Minister of Education Priya Manickchand is assuring students that she will fight to ensure that the Caribbean Examinations Council (CXC) addresses their concerns and find a satisfactory solution regarding the grading of the recent exams.
The Minister has joined what is now a countrywide rejection of discrepancies in the Caribbean Secondary Examination Certificate (CSEC) and the Caribbean Advanced Proficiency Examinations (CAPE).
“We understand what happened here, but I want to assure you that the adults are fighting for you. You are not alone,” Manickchand said in a bid to comfort students across the country who are now traumatized and disenchanted.

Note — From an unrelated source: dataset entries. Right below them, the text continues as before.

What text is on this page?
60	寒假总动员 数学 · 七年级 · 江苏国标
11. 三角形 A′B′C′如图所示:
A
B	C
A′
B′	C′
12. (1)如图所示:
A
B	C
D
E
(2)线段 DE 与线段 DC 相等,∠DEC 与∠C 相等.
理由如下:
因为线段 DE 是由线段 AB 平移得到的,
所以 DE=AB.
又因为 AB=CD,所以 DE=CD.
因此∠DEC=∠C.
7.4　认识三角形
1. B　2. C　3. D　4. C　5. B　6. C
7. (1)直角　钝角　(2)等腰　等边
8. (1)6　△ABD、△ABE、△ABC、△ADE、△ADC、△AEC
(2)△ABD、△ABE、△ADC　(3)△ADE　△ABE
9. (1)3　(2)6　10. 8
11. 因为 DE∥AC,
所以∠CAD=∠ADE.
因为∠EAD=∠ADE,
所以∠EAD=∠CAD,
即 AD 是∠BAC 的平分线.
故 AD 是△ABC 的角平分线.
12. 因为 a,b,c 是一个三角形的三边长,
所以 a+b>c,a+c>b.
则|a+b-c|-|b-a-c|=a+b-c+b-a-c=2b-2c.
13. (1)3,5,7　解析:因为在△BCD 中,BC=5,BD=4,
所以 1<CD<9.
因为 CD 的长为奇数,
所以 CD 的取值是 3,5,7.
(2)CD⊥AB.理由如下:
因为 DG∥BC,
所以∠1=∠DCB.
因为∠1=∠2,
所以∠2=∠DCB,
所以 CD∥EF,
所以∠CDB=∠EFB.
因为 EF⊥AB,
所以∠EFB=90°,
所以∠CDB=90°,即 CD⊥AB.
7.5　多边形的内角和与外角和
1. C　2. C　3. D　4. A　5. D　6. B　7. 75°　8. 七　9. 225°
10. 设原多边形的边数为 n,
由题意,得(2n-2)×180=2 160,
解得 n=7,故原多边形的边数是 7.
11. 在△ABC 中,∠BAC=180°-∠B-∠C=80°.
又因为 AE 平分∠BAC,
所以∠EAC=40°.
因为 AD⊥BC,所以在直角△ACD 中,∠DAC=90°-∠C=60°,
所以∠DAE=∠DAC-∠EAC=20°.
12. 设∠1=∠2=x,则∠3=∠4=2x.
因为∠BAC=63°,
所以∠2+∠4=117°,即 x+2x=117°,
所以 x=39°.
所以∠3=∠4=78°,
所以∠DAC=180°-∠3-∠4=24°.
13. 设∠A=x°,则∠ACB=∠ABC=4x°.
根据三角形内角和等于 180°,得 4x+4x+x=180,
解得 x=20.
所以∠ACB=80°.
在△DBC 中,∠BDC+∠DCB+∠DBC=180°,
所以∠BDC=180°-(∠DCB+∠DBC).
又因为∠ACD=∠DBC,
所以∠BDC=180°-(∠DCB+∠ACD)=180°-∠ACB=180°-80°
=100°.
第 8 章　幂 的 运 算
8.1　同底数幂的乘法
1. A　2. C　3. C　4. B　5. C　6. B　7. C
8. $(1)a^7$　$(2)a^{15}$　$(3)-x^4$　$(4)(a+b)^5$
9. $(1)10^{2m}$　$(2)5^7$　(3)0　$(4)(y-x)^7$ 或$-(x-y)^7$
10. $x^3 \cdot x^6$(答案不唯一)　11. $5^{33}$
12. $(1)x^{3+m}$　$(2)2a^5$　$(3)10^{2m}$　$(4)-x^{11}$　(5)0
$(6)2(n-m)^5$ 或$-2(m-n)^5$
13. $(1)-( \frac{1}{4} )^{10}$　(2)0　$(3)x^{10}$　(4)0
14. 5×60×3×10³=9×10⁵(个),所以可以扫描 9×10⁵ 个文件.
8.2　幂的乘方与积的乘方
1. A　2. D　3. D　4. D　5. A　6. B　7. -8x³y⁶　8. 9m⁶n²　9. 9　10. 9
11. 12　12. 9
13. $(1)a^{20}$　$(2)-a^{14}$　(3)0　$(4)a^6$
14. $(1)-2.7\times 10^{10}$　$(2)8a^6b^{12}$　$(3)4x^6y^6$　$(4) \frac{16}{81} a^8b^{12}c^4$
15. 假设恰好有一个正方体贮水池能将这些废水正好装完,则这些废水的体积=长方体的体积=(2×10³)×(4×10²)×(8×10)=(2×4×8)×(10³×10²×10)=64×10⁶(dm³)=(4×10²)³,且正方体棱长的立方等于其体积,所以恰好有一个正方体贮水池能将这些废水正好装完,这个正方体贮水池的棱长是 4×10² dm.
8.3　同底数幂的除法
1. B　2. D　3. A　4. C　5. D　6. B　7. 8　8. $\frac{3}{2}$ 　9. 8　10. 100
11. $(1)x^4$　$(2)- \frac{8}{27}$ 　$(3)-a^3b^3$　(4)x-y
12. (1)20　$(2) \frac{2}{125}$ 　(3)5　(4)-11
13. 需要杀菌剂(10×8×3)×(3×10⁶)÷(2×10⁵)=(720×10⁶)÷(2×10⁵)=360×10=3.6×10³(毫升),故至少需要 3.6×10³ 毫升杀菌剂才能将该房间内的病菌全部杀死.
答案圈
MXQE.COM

She said these include children who performed well throughout their academic life coming out with failing grades. In addition. all the students in particular subject areas in some schools were left ungraded. The Minister recognized that the issue is not peculiar to Guyana but other countries in the region.

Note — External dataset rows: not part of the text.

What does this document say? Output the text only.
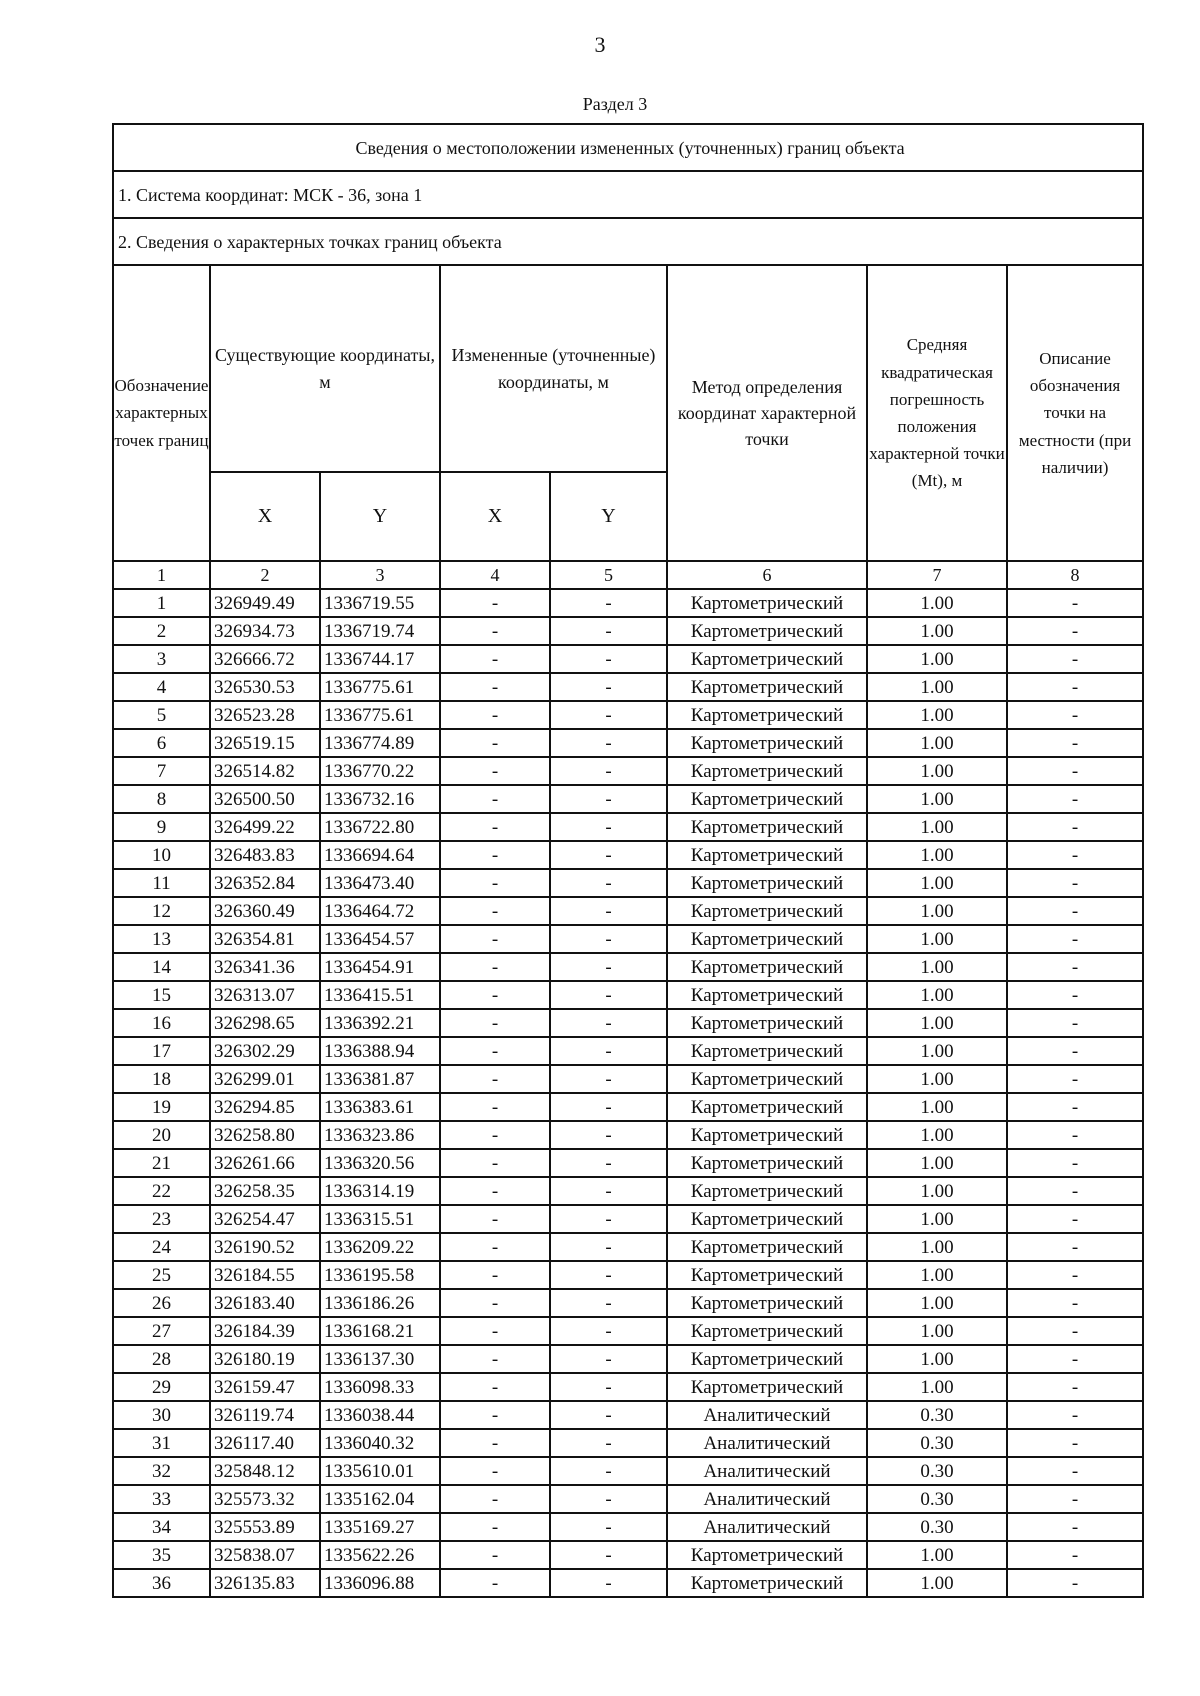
3
Раздел 3
Сведения о местоположении измененных (уточненных) границ объекта							
1. Система координат: МСК - 36, зона 1							
2. Сведения о характерных точках границ объекта							
Обозначение характерных точек границ	Существующие координаты, м		Измененные (уточненные) координаты, м		Метод определения координат характерной точки	Средняя квадратическая погрешность положения характерной точки (Mt), м	Описание обозначения точки на местности (при наличии)
	X	Y	X	Y			
1	2	3	4	5	6	7	8
1	326949.49	1336719.55	-	-	Картометрический	1.00	-
2	326934.73	1336719.74	-	-	Картометрический	1.00	-
3	326666.72	1336744.17	-	-	Картометрический	1.00	-
4	326530.53	1336775.61	-	-	Картометрический	1.00	-
5	326523.28	1336775.61	-	-	Картометрический	1.00	-
6	326519.15	1336774.89	-	-	Картометрический	1.00	-
7	326514.82	1336770.22	-	-	Картометрический	1.00	-
8	326500.50	1336732.16	-	-	Картометрический	1.00	-
9	326499.22	1336722.80	-	-	Картометрический	1.00	-
10	326483.83	1336694.64	-	-	Картометрический	1.00	-
11	326352.84	1336473.40	-	-	Картометрический	1.00	-
12	326360.49	1336464.72	-	-	Картометрический	1.00	-
13	326354.81	1336454.57	-	-	Картометрический	1.00	-
14	326341.36	1336454.91	-	-	Картометрический	1.00	-
15	326313.07	1336415.51	-	-	Картометрический	1.00	-
16	326298.65	1336392.21	-	-	Картометрический	1.00	-
17	326302.29	1336388.94	-	-	Картометрический	1.00	-
18	326299.01	1336381.87	-	-	Картометрический	1.00	-
19	326294.85	1336383.61	-	-	Картометрический	1.00	-
20	326258.80	1336323.86	-	-	Картометрический	1.00	-
21	326261.66	1336320.56	-	-	Картометрический	1.00	-
22	326258.35	1336314.19	-	-	Картометрический	1.00	-
23	326254.47	1336315.51	-	-	Картометрический	1.00	-
24	326190.52	1336209.22	-	-	Картометрический	1.00	-
25	326184.55	1336195.58	-	-	Картометрический	1.00	-
26	326183.40	1336186.26	-	-	Картометрический	1.00	-
27	326184.39	1336168.21	-	-	Картометрический	1.00	-
28	326180.19	1336137.30	-	-	Картометрический	1.00	-
29	326159.47	1336098.33	-	-	Картометрический	1.00	-
30	326119.74	1336038.44	-	-	Аналитический	0.30	-
31	326117.40	1336040.32	-	-	Аналитический	0.30	-
32	325848.12	1335610.01	-	-	Аналитический	0.30	-
33	325573.32	1335162.04	-	-	Аналитический	0.30	-
34	325553.89	1335169.27	-	-	Аналитический	0.30	-
35	325838.07	1335622.26	-	-	Картометрический	1.00	-
36	326135.83	1336096.88	-	-	Картометрический	1.00	-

Manickchand believes an investigation needs to be undertaken by the Council.
“It is too important and too serious and too widespread for CXC to ignore it,” he added.
CXC has already issued statements urging students to apply for personal review of their grade, a process that would cost students some USD$30 each. This Manickchand has withheld her support for and insists that CXC finds a better solution and do so quickly.
“CXC has talked about applying for review… CXC cannot be flippant about these concerns from Guyana and other countries and just suggest we follow processes… why should they pay for something that is very well not their fault?
The Minister was also joined in her call for CXC to address the concerns by her colleague Parliamentarian and General-Secretary of the Guyana Teachers Union Coretta McDonald who has also asked the Council to do more than issue press statements in addressing the concerns.
“We are sending a signal to CXC, fix your business or we will fix it for you,” McDonald said.
McDonald said she is also deeply concerned as a parent herself about these results, calling it the dissemination of ‘willy nilly grades.”
She said the GTU had raised several concerns prior to the examinations, urging CXC to use this period to reform the examinations.
“We were given all the political talks from CXC and its Board but here we are now with children who having worked so hard being disenfranchised,” she added.
Manickchand has since spoken to the Registrar of CXC and has expressed her concerns while at the same time she has made efforts to speak with her Minister colleagues in other countries.
She said the Ministry is still receiving more complaints and gathering information.
The Minister of Education is going to aggressively pursue this matter with CXC in the best interest of the nation’s children.